La traçabilité des armes

Autre type de traçabilité, celle des armes des agents de sécurité. "Le nucléaire est un enjeu d'énergie qui peut faire l'objet d'intentions malveillantes. Il y a de plus en plus d'IoT installés à des fins de sécurité, comme des caméras connectées ou des traqueurs pour de la géolocalisation", indique Thierry Orosco, CEO d'Obvious Technologies, qui déploie des jumeaux numériques dans des infrastructures critiques. De son côté, Stid a démarré dans le nucléaire en équipant les armes des agents de sécurité de puces RFID, l'entreprise contrôle également les armes des agents au Commissariat de l'énergie atomique et ceux d'Orano, fournisseur dans le soutien à l'exploitation des sites nucléaires. "Pour les sujets de mobilité de personnes ou de flux, la surveillance par l'IoT va prendre de plus en plus d'importance, notamment pour les travailleurs solitaires dans les environnements dangereux", analyse Thomas Estier, qui collabore avec une start-up IoT dans le nucléaire.
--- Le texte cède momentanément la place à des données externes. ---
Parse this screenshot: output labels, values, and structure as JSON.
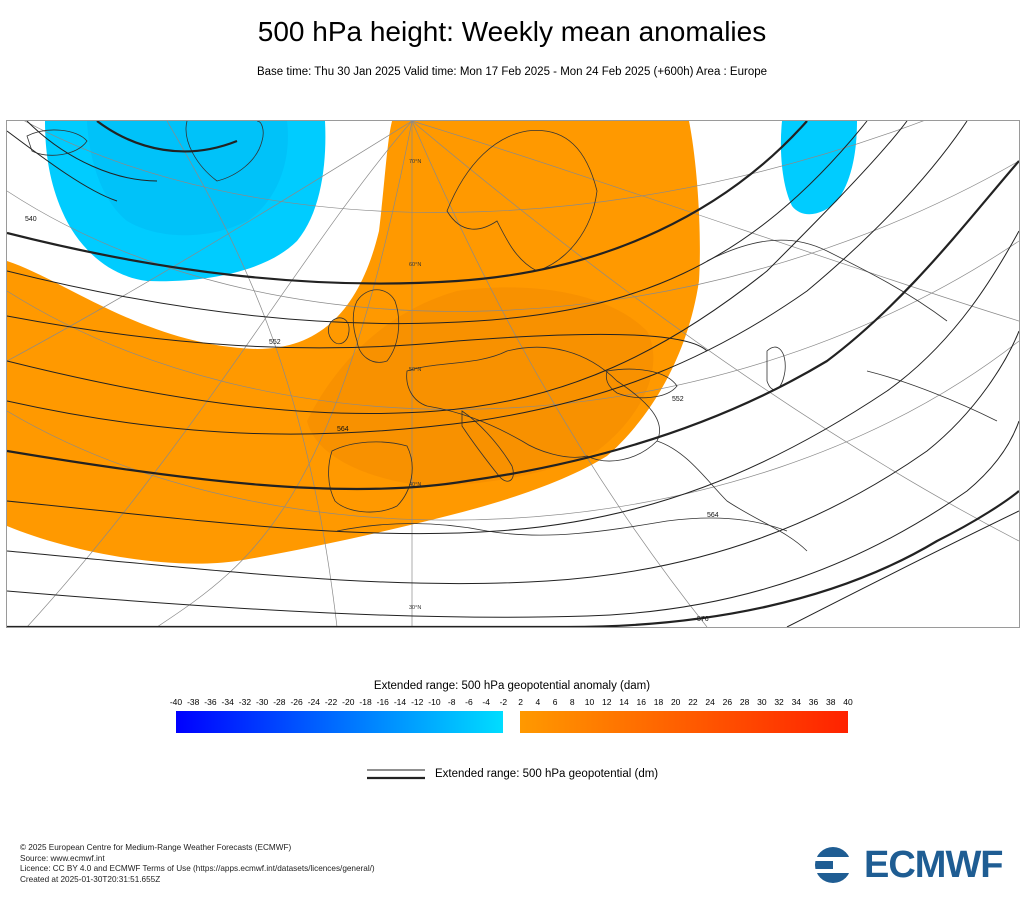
{
  "header": {
    "title": "500 hPa height: Weekly mean anomalies",
    "subtitle": "Base time: Thu 30 Jan 2025 Valid time: Mon 17 Feb 2025 - Mon 24 Feb 2025 (+600h) Area : Europe"
  },
  "map": {
    "region": "Europe",
    "contour_labels": {
      "c540": "540",
      "c552": "552",
      "c564": "564",
      "c576": "576"
    },
    "latitude_labels": {
      "lat70": "70°N",
      "lat60": "60°N",
      "lat50": "50°N",
      "lat40": "40°N",
      "lat30": "30°N"
    },
    "colors": {
      "positive_anomaly": "#ff9900",
      "negative_anomaly": "#00ccff",
      "contour": "#222222",
      "coastline": "#333333",
      "grid": "#8a8a8a"
    }
  },
  "colorbar": {
    "title": "Extended range: 500 hPa geopotential anomaly (dam)",
    "ticks": [
      "-40",
      "-38",
      "-36",
      "-34",
      "-32",
      "-30",
      "-28",
      "-26",
      "-24",
      "-22",
      "-20",
      "-18",
      "-16",
      "-14",
      "-12",
      "-10",
      "-8",
      "-6",
      "-4",
      "-2",
      "2",
      "4",
      "6",
      "8",
      "10",
      "12",
      "14",
      "16",
      "18",
      "20",
      "22",
      "24",
      "26",
      "28",
      "30",
      "32",
      "34",
      "36",
      "38",
      "40"
    ],
    "negative_from": "#0000ff",
    "negative_to": "#00ddff",
    "positive_from": "#ff9900",
    "positive_to": "#ff2200"
  },
  "legend": {
    "line_label": "Extended range: 500 hPa geopotential (dm)"
  },
  "footer": {
    "line1": "© 2025 European Centre for Medium-Range Weather Forecasts (ECMWF)",
    "line2": "Source: www.ecmwf.int",
    "line3": "Licence: CC BY 4.0 and ECMWF Terms of Use (https://apps.ecmwf.int/datasets/licences/general/)",
    "line4": "Created at 2025-01-30T20:31:51.655Z"
  },
  "logo": {
    "text": "ECMWF",
    "color": "#1f5d93"
  }
}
Le dosimètre connecté, futur usage

Les cas d'utilisation peuvent encore être nombreux. "Nous n'en sommes qu'aux prémices d'une nouvelle ère mais il nous faudra trouver les start-up pérennes dans le secteur, nous en avons vu beaucoup disparaître", assure-t-on chez EDF. La crise énergétique actuelle pourrait conduire à l'émergence de nouvelles solutions dans les mois à venir, même si le nucléaire reste un secteur de niche pour l'IoT. "Nous nous attendons à ce que les investissements dans le nucléaire augmentent encore en 2023 et 2024", indique Stanislas Hintzy, CEO de Skopai. Chez Stid, Joffray Henné a reçu plusieurs demandes de clients souhaitant s'informer de la manière de connecter les dosimètres, ces instrument destinés à mesurer la dose radioactive ou l'équivalent de dose reçus par une personne exposée à un rayonnement ionisant. "Les dosimètres sont remis aux visiteurs qui se rendent sur site. La gestion et le suivi des appareils se font toujours sur papier. L'IoT pourrait être leur prochaine évolution."